You can’t have your cake and eat it. If Filipinos want more and better-quality public services, they’re gonna have to cough up the dough and pay more taxes. The reality is that most of the infrastructure required to deliver the services they demand involves foreign technology and imported goods — which is why they cost a lot (by Filipino standards). Take the plight of public transport in the Philippines which, increasingly, points to a need for modern rail services to replace decrepit jeepneys and buses and supplant the characteristically-Filipino unsystematic way these are deployed. But Filipinos cannot make trains. So they will have to import trains. They cannot lay tracks for the life of them. So they need to hire foreign engineers to oversee the work of laying rail. They cannot run tight systems that run on the ticks of clocks. So they require foreign consultants to fly in every now and then to give local managers the occasional kick in the rear end.
Everything is paid for in dollahs using taxes paid in puny pesos.
Love ya long time, right?
Unfortunately, no. Unlike the original industrial powers that make up today’s First World, Filipinos cannot indigenously accumulate the capital nor domestically develop and produce the equipment and facilities upon which to build their nation. Everything requires foreign capital, foreign assistance, and even foreign oversight. Filipinos are workers, not builders. They lack traditions of scientific achievement, engineering prowess, and operational excellence. This can be seen in how so much stuff sucks in the Philippines. Air travel sucks, road travel sucks, and railway would suck if any competent semblance of it even exists.
For that matter, the Philippines’ enormous population is sustained by foreign technology and capital. Modern foreign medical technology is at work in even the creakiest public clinic to keep Filipinos living long enough to, at least, reach reproductive age. Agriculture is sustained by foreign-developed artificial fertilisers, hybrid seeds, and industrial farming and animal raising technology and systems. And, even then, domestic production needs to be supplemented by massive imports to fill demand.

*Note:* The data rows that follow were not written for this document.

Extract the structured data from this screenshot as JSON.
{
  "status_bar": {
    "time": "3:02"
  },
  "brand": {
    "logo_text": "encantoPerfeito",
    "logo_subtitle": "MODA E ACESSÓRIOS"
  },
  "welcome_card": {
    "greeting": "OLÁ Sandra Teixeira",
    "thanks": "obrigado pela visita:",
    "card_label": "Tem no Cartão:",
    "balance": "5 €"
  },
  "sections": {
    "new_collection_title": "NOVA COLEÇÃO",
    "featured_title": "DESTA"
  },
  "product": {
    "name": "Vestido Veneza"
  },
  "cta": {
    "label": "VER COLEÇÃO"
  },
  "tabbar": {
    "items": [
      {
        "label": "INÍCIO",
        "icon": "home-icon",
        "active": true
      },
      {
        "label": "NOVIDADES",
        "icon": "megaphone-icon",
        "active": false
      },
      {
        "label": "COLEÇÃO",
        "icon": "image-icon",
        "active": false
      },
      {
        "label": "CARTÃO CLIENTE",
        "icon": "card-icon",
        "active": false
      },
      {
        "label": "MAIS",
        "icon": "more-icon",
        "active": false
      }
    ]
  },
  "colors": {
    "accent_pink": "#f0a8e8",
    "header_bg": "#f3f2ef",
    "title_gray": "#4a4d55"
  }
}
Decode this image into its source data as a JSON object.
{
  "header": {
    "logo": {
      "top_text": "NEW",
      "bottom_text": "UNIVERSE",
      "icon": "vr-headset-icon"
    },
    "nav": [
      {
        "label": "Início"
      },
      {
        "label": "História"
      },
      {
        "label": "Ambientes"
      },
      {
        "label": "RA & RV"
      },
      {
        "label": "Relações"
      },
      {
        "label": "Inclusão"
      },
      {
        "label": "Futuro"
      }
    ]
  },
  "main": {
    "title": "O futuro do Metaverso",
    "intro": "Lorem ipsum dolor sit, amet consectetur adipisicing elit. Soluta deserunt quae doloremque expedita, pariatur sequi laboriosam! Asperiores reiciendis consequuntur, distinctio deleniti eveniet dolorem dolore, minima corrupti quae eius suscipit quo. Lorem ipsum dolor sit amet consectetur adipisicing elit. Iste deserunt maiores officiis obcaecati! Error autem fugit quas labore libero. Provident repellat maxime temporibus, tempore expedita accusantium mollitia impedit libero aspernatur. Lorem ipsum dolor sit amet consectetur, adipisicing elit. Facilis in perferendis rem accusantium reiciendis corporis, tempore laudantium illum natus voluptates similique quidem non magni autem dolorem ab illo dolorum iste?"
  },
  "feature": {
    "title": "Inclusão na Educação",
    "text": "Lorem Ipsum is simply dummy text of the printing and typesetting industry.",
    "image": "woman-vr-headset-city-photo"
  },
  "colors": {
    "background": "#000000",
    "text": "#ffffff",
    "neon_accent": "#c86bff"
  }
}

The Philippines, in short, pretty much survives on life support on a dripfeed of foreign everything. Like a disabled person that requires 24-hour care, the Philippines cannot stand on its own feet using its own muscular and skeletal structure, cannot draw air into its lungs using its own diaphragm muscles, and cannot gather its own food nor chew and swallow nutrients on its own without mechanical aid. The Philippines is like an invertebrate held up by an artificial exoskeleton. It is reliant on external rather than internal resources.
Indeed, even political chatter is being imported thanks to an entire generation of butthurt Opposition “thought leaders” begging validation from the foreign media to prop up their sagging relevance.
Unless Filipinos learn how to fund their lifestyles with domestic capital and production, be self-sufficient, and stand on their own two feet, they will need to keep selling their internal organs to fund the 24-hour care they are getting from the outside. They will need to build and run their own trains, arm their own soldiers, feed their own people, think for themselves, and uphold a clear and stable sense of identity. It sounds simple for healthy mature adults of sound mind, but not for toddlers, adolescents, and adult emotional basketcases.
It’s high time Filipinos end a cultural tradition of dependence and embrace true independence — a national ethic yet to be seen even after more than half a century of “independence” granted by the United States in 1946. Until then, everything Filipinos need and want will be paid for in dollars using money earned in pesos. And that is why Filipinos need to pay more taxes.